Statistics on the nucleotide substitution frequencies (Fig 1) showed that for the nuclear ribosomal ETS sequences, the conversion frequency (40.1%) is lower than the transversion (59.9%), while for the other three intergenic spacers of the chloroplast genome, conversion frequencies were higher than those of transversion. The conversion and transversion frequencies of the combined sequences were 43.4% and 56.8% respectively, in good accordance with the those of the three non-coding regions of the chloroplast genome.
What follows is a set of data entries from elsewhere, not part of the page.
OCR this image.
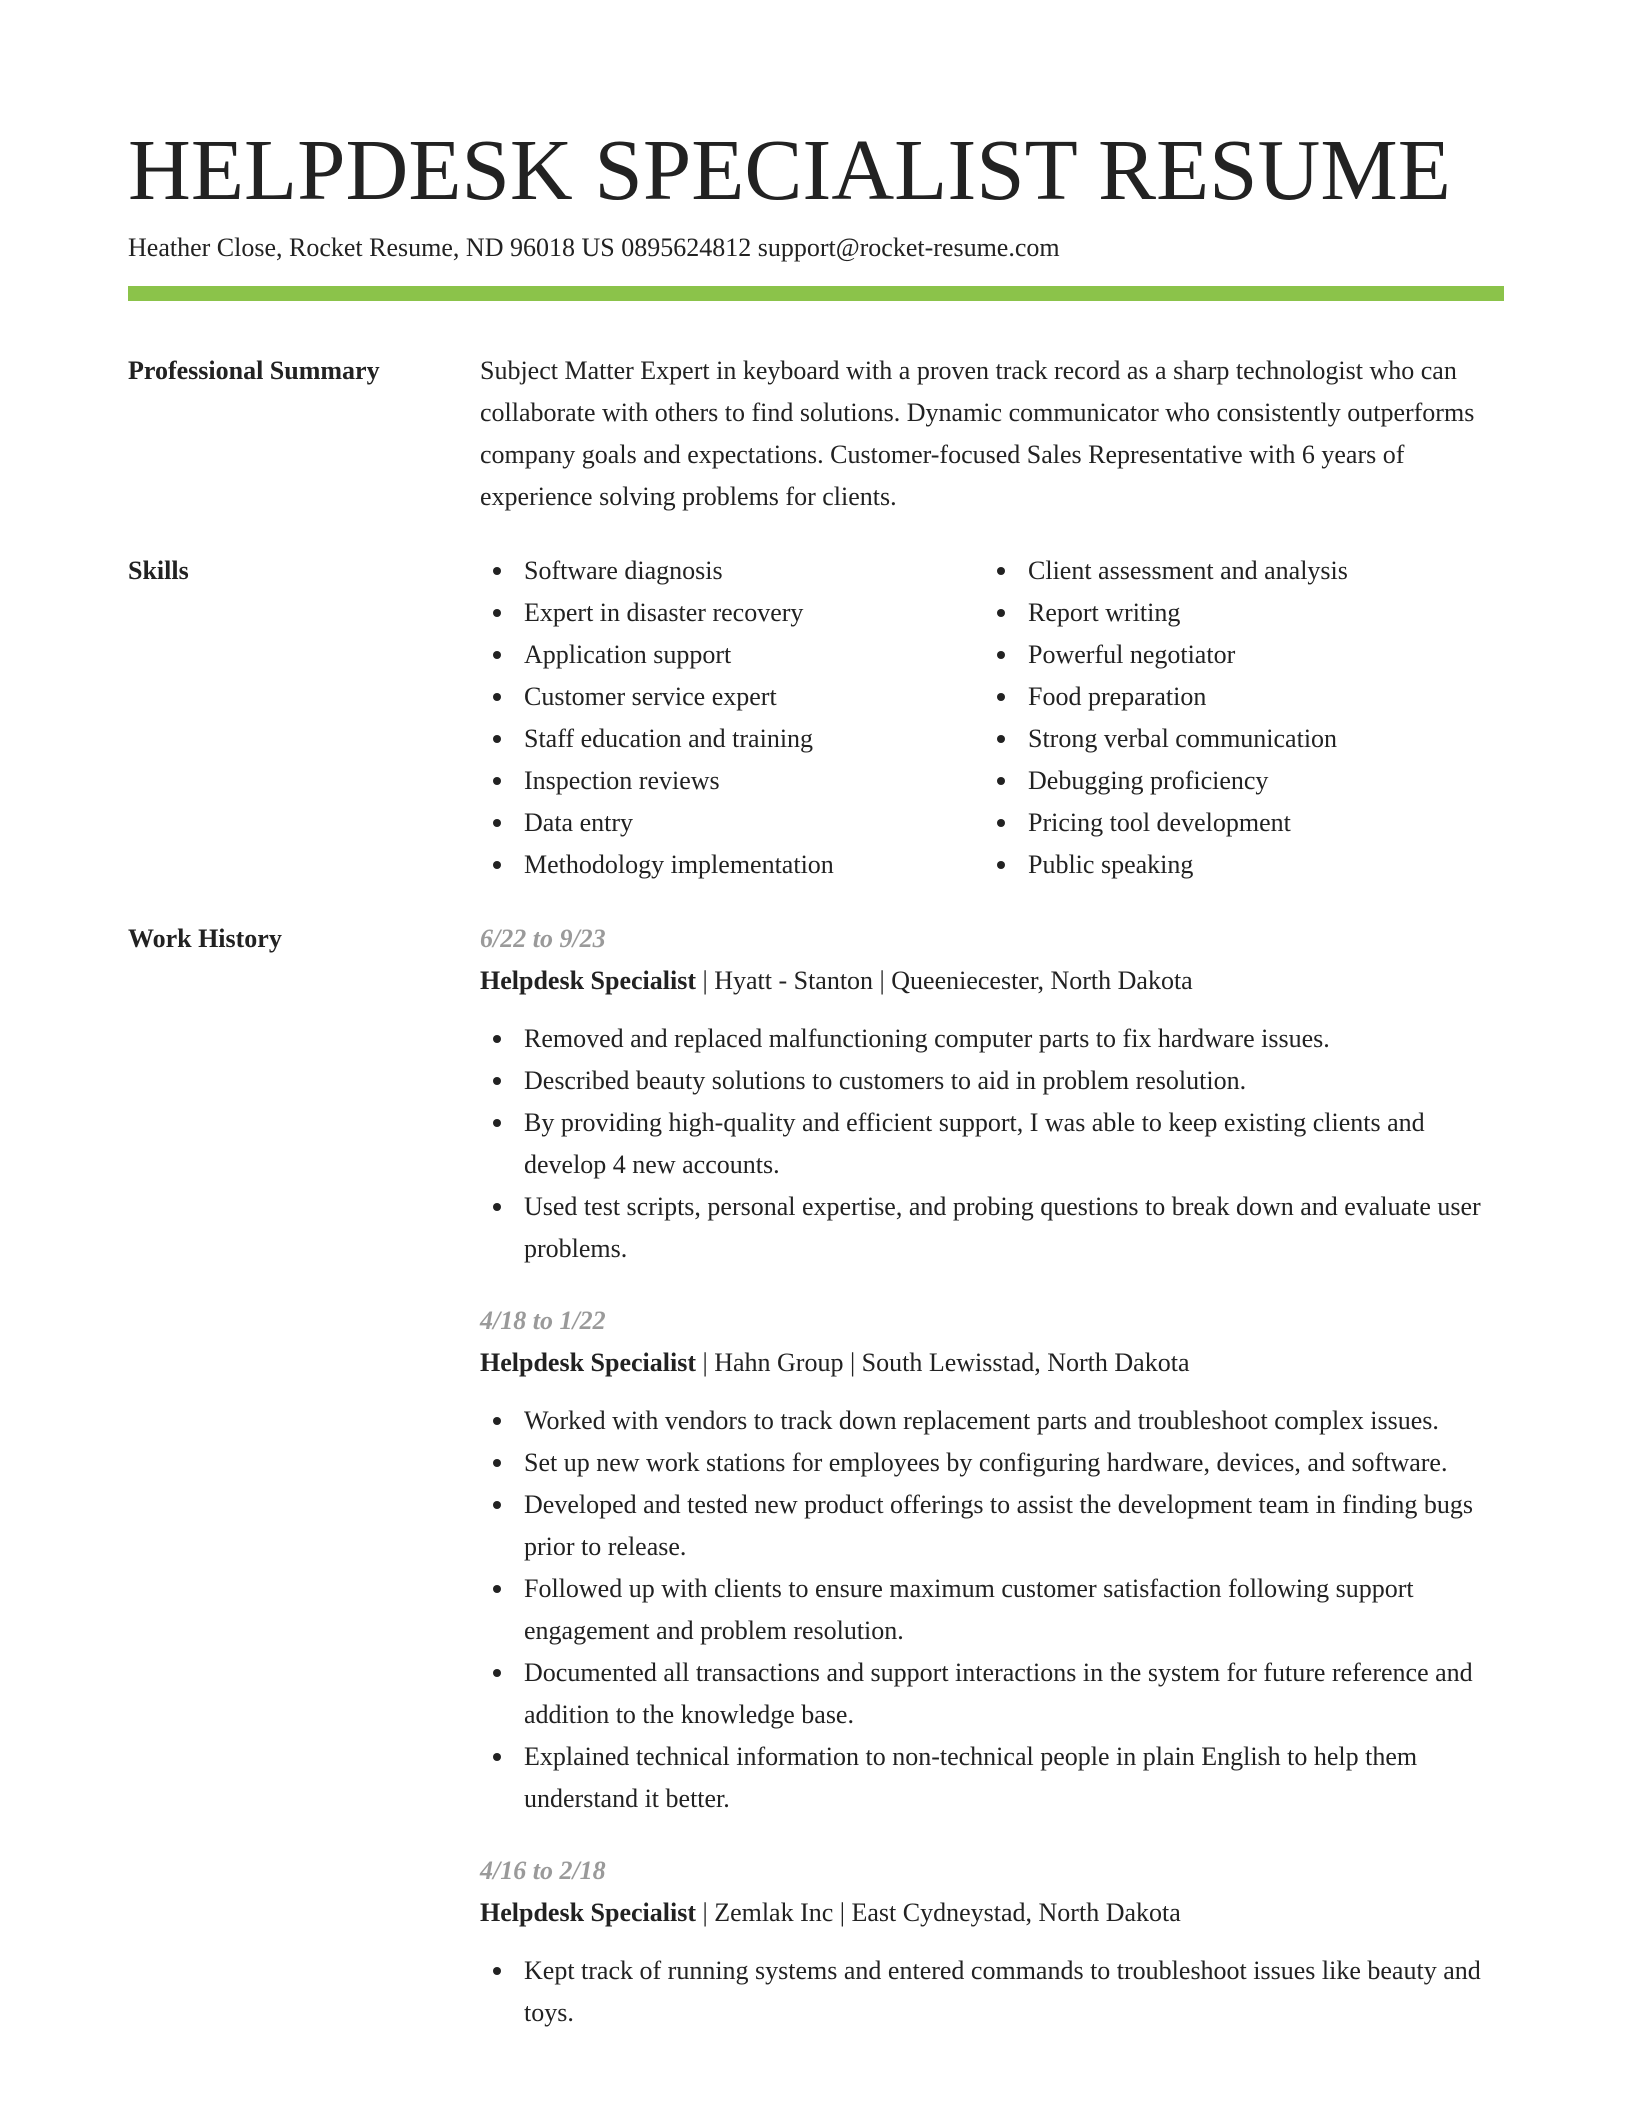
HELPDESK SPECIALIST RESUME
Heather Close, Rocket Resume, ND 96018 US 0895624812 support@rocket-resume.com
Professional Summary	Subject Matter Expert in keyboard with a proven track record as a sharp technologist who can collaborate with others to find solutions. Dynamic communicator who consistently outperforms company goals and expectations. Customer-focused Sales Representative with 6 years of experience solving problems for clients.

Skills	Software diagnosis
Expert in disaster recovery
Application support
Customer service expert
Staff education and training
Inspection reviews
Data entry
Methodology implementation
Client assessment and analysis
Report writing
Powerful negotiator
Food preparation
Strong verbal communication
Debugging proficiency
Pricing tool development
Public speaking
Work History	6/22 to 9/23
Helpdesk Specialist | Hyatt - Stanton | Queeniecester, North Dakota
Removed and replaced malfunctioning computer parts to fix hardware issues.
Described beauty solutions to customers to aid in problem resolution.
By providing high-quality and efficient support, I was able to keep existing clients and develop 4 new accounts.
Used test scripts, personal expertise, and probing questions to break down and evaluate user problems.
4/18 to 1/22
Helpdesk Specialist | Hahn Group | South Lewisstad, North Dakota
Worked with vendors to track down replacement parts and troubleshoot complex issues.
Set up new work stations for employees by configuring hardware, devices, and software.
Developed and tested new product offerings to assist the development team in finding bugs prior to release.
Followed up with clients to ensure maximum customer satisfaction following support engagement and problem resolution.
Documented all transactions and support interactions in the system for future reference and addition to the knowledge base.
Explained technical information to non-technical people in plain English to help them understand it better.
4/16 to 2/18
Helpdesk Specialist | Zemlak Inc | East Cydneystad, North Dakota
Kept track of running systems and entered commands to troubleshoot issues like beauty and toys.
Fig 1. Nucleotide substitution frequencies of the individual and combined intergenic spacers of the cultivated S. miltiorrhiza populations.

Fig 1

Genetic diversity analysis of the intergenic spacers

Dna SP 5.10 was used to analyze the ploidy polymorphism and neutrality detection, and the haplotype, haplotype diversity (Hd), nucleotide diversity (π), variance of haplotype diversity (Vh) and standard deviation of haplotype diversity (Sh) of the four intergenic regions and the combined sequence. The results of neutral analysis showed that the Fu and Li’s D* and F* test statistics for ETS were 0.22815 and -0.37550 respectively, and the Tajima’s D was -1.27644, not significant at the level of P> 0.10, indicating its conformity with the neutral evolution model; the Fu and Li’s D* and F* test statistics for the psbA-trnH were 0.19802 and 0.53273 respectively, and the Tajima’s D was 0.90040, not significant at the level of P> 0.10, conforming also with the neutral evolution model; the Fu and Li’s D* test statistic for the trnL-trnF was 1.44651, with significant difference at the level of P <0.05, Fu and Li’s F* test statistic was 1.89841, showing a significant difference at the level of P <0.02, and the Tajima’s D was 1.90978, not significant at the level of 0.10> P> 0.05, suggesting its inconformity with the neutral evolution model; the Fu and Li’s D* and F* test statistics for the ycf1-rps15 were -0.02679 and -0.19784 respectively, and the Tajima’s D was -0.41630, not significant at the level of P> 0.10, in line with the neutral evolution model; the Fu and Li’s D* and F* test statistics of the combined sequence were 0.34297 and 0.08141respectively, and the Tajima’s D was -0.41550, insignificant at the level of P> 0.10, and conforms with the neutral evolution model (Table 4).

Table 4. Nucleotide diversity of the intergenic spacers of the cultivated S. miltiorrhiza populations.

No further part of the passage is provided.